Arts, Features

REVIEW: ‘The Dig’ is captivating, beautiful exploration of past

Combining the directorial skills of Simon Stone, the screenplay adaptation by Moira Buffini and the cinematography of Mike Eley, “The Dig” portrays a dynamic, true story intertwining themes of history and modern existential longing with dramatic scenes concerning life, death, love and family.

Simon Stone’s “The Dig” depicts a team of archaeologists who conduct an excavation on the property of a widow and her son in 1939. ILLUSTRATION BY HANNAH YOSHINAGA/ DAILY FREE PRESS STAFF

The Netflix film, released Jan. 29, is an adaptation of John Preston’s 2007 novel of the same name and is based on a true story. Taking place in the rustic countryside of Suffolk, England on the eve of World War II, self-taught archaeologist Basil Brown, played by Ralph Fiennes, embarks on a dig to uncover what’s believed to be ancient Anglo-Saxon ruins potentially dating as far back as the Vikings — or further.

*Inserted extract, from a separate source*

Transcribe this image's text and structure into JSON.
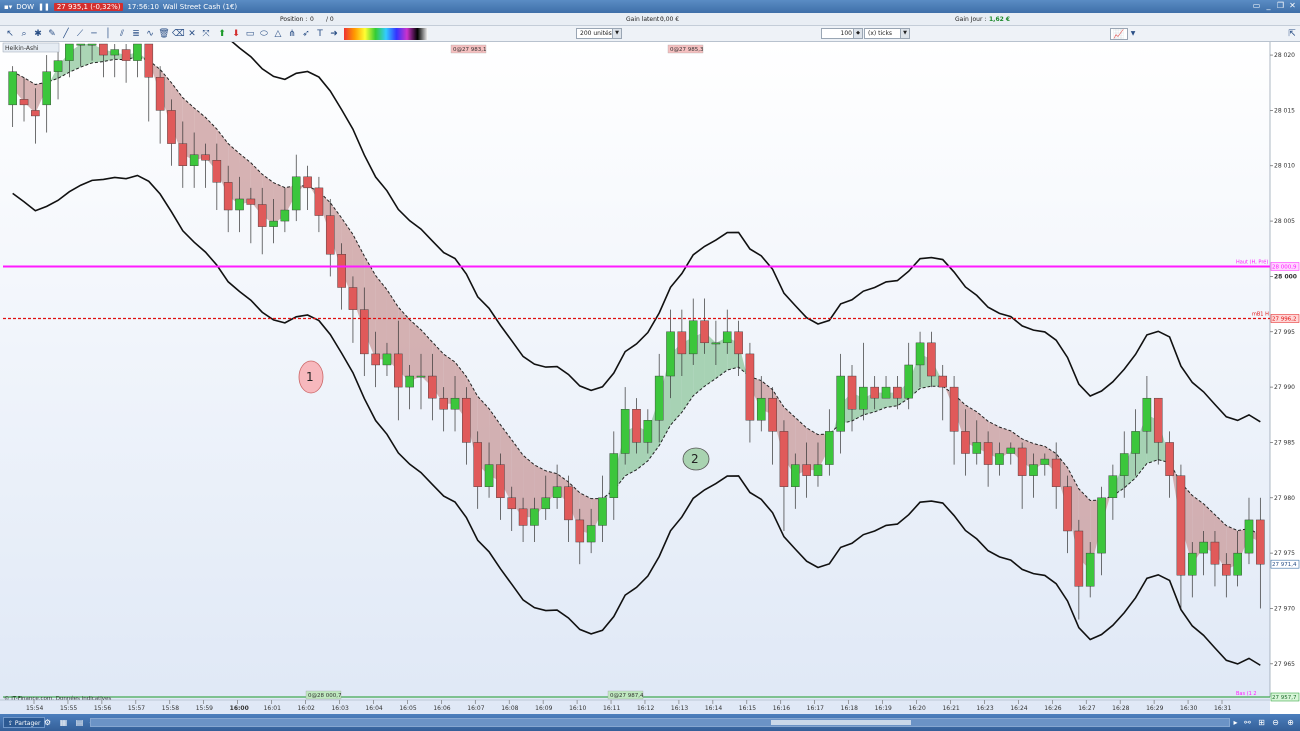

The site lies on the vast estate owned by Edith Pretty, played by 2013’s “The Great Gatsby” star Carey Mulligan. Pretty is a widow left with one son and a dream to dig up three large, grassy, hill-like mounds located in the fields. Though the archaeologist is unconvinced there’s anything significant to be found, attempted grave robberies have convinced Pretty there’s something extremely valuable hidden within.

Brown, a local archaeologist with the Ipswich Museum, leads the Sutton Hoo excavation, with Peggy Piggott, played by Lily James. He’s portrayed as a modest working man with vast knowledge of the land. His soil expertise is what leads Pretty to hire him in the first place.

Given the politics of the time period, the dig site is seen as an area of national interest as Britain was preparing to protect the country’s ancient ruins from German air raids.

The story shifts toward a more intimate focus, concerned with family and belonging, when Pretty’s young son Robert, played by Archie Barnes, grows increasingly fond of Brown. The two are portrayed almost as father and son, bringing the narrative closer to one of community rather than national glory.

“The Dig” captures a unique perspective of existentialism, with the story taking place during Britain’s mobilization before wartime. It keeps audiences reflecting on the significance of human legacy, wondering what will be left of us after we are gone.

As the characters on screen are forced to come to terms with their own mortality in an age of destruction and uncertainty, we get a better understanding of the significance of these ancient runes that are still standing — a testament of humanity’s longevity.

Aside from matters of historical and ancestral significance, “The Dig” is a nod to the struggles that affect ordinary people of today, with overtones of love, lust and heartbreak.

What keeps viewers satisfied throughout the film is the unchanging and breathtaking scenery of the Suffolk countryside. Eley yields cinematographic mastery by capturing the lush wheat fields of eastern England, combined with enticing pan shots of the site to emphasize how massive this project is, yet also how seemingly small of a role it plays in the full history of the nation.

Stone keeps audiences holding their breaths by turning a story of national history into a heartfelt drama that so accurately touches on struggles that afflict people of all backgrounds.

It’s worth mentioning the film has received some criticism for sexist portrayal of characters, for ageism — despite the whimsical setting — and for fictionalizing some of the truth.

Be that as it may, it was worth the watch.

At surface level, “The Dig” seems like a story of historical drama, but it takes audiences into deep-cutting, emotionally luring instances of love, loss, triumph and human connection.